I went back up to Pine Bush several times in the fall. Jingle couldn’t bring herself to slaughter the two lambs we had raised for meat. She sharpened the knife for me. I took the creatures into the shade by the barn, and lay them down and held their heads cradled one at a time in my lap. I explained to the first one how we had given them a good life, and now it was time for us to take it away. I didn’t really have words for this ritual. It was harder with the second lamb. It was a beautiful fall day, leaves blowing in the air, but this was a dark time for me. I was like draped in lead, pressed down to the ground. The lambs, however, got very calm before I slit their throats. Jingle didn’t watch. They bled out onto the ground around my leg.

BYPASS

The anesthesiologist was young and unattractive. She pulled her black hair back in a bun, accentuating her ruddy complexion and sharp features. Her bony hands were quick and accurate. I should have been appreciative, but I would have preferred a beautiful anesthesiologist. Once she had me hooked up to the drip she had concocted, she left, without a smile, not even bidding me a safe voyage.

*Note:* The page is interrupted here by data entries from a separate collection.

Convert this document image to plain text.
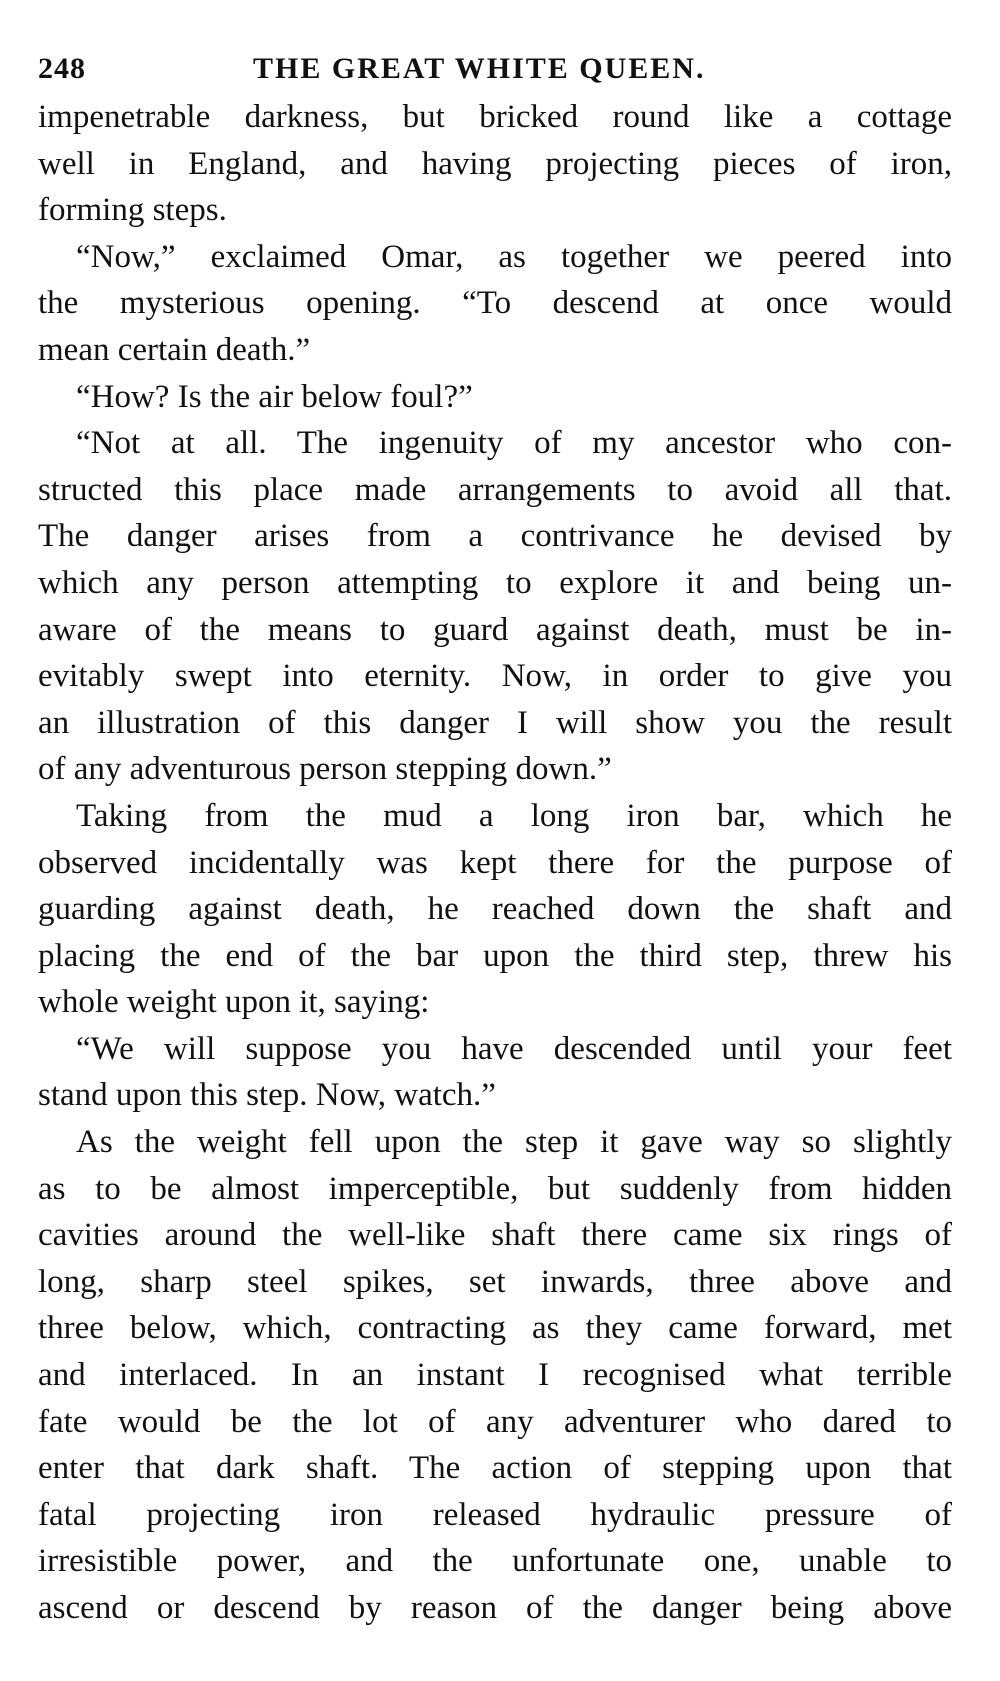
248	THE GREAT WHITE QUEEN.
impenetrable darkness, but bricked round like a cottage
well in England, and having projecting pieces of iron,
forming steps.
“Now,” exclaimed Omar, as together we peered into
the mysterious opening. “To descend at once would
mean certain death.”
“How? Is the air below foul?”
“Not at all. The ingenuity of my ancestor who con-
structed this place made arrangements to avoid all that.
The danger arises from a contrivance he devised by
which any person attempting to explore it and being un-
aware of the means to guard against death, must be in-
evitably swept into eternity. Now, in order to give you
an illustration of this danger I will show you the result
of any adventurous person stepping down.”
Taking from the mud a long iron bar, which he
observed incidentally was kept there for the purpose of
guarding against death, he reached down the shaft and
placing the end of the bar upon the third step, threw his
whole weight upon it, saying:
“We will suppose you have descended until your feet
stand upon this step. Now, watch.”
As the weight fell upon the step it gave way so slightly
as to be almost imperceptible, but suddenly from hidden
cavities around the well-like shaft there came six rings of
long, sharp steel spikes, set inwards, three above and
three below, which, contracting as they came forward, met
and interlaced. In an instant I recognised what terrible
fate would be the lot of any adventurer who dared to
enter that dark shaft. The action of stepping upon that
fatal projecting iron released hydraulic pressure of
irresistible power, and the unfortunate one, unable to
ascend or descend by reason of the danger being above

A male nurse came by before I tripped away to brief me on what my experience would be as I came out of anesthesia. He had been a medic in Vietnam. His compassion was powerful. Everything he predicted turned out to be accurate. The most uncomfortable tube, he said, would be the one coming out of my throat to drain my lungs. It would be removed, he promised, soon after I was conscious. His most life-affirming notion was that I would be able to have sex three days after I came out of surgery. All the tubes would be removed by then. I would be recovering big time. He warned that the sex would have to be with my wife. I explained that I wasn’t married. Then do it with someone you know really well, he countered. You don’t want too much excitement.

Fluorescent light seeped into the pores of my recovering consciousness. I was on a gurney, headed for intensive care. I was wasted. I was in big trouble. They had me where they wanted me. I wanted to rip the tube that seemed to be choking me out of my throat. That was why they had my arms strapped to the gurney. I was sweating into my eyes. I had been under heavy anesthesia when they cracked me open, but some part of me must have been aware of the violation. I was angry. Some people suffer depression as they recover from a bypass operation. I was just pissed. With the tube in my throat I couldn’t even ask someone to wipe my forehead, just to keep the sweat out of my eyes. I’m here, you pricks. Just wipe it, goddamit. The sweat’s in my eyes, you motherfuckers. Just wipe my face, bitch.

They parked me in intensive care. I was wearing a hospital rag that kept slipping off my privates. I saw one of the nurses, a big handsome nurse, checking me out. It was embarrassing. I knew my dick had disappeared, was hiding in its vestibule. She looked from my groin to my face. Wipe my forehead, cool moist rag to my face, bitch. She did it, the angel, as if she’d heard me. It was an act of love. I was alone now in the intensive care chamber. This environment felt like it was designed for Star Trek , unlike any hospital space I remember from when I was a kid sick with polio. It was like one of the glassed-in reptile cages in a zoo. My primary care physician never dropped by to ask what was up, but one at a time a regular file of emdees I’d never seen or heard of before popped in with hardly a stethoscope; these specialists introduced themselves, with expertise in stuff hardly pertinent to my case. They each asked the same questions. It was exhausting. Why couldn’t they read the chart? I soon realized that this was the freeloading scum of the medical profession, milking me like a goat for payouts from insurance or medicare. Hippocratic hypocrites. One rodentine medical researcher, a beady-eyed woman with a nasal squeak of a voice, approached me when I was barely conscious to ask if I would participate in her research, letting them draw blood over a period of time from two places. “It won’t hurt much.” If I’d had the strength I might have leapt from the bed like a rat terrier to tear out her throat. That would have been a great show for the passing gawkers.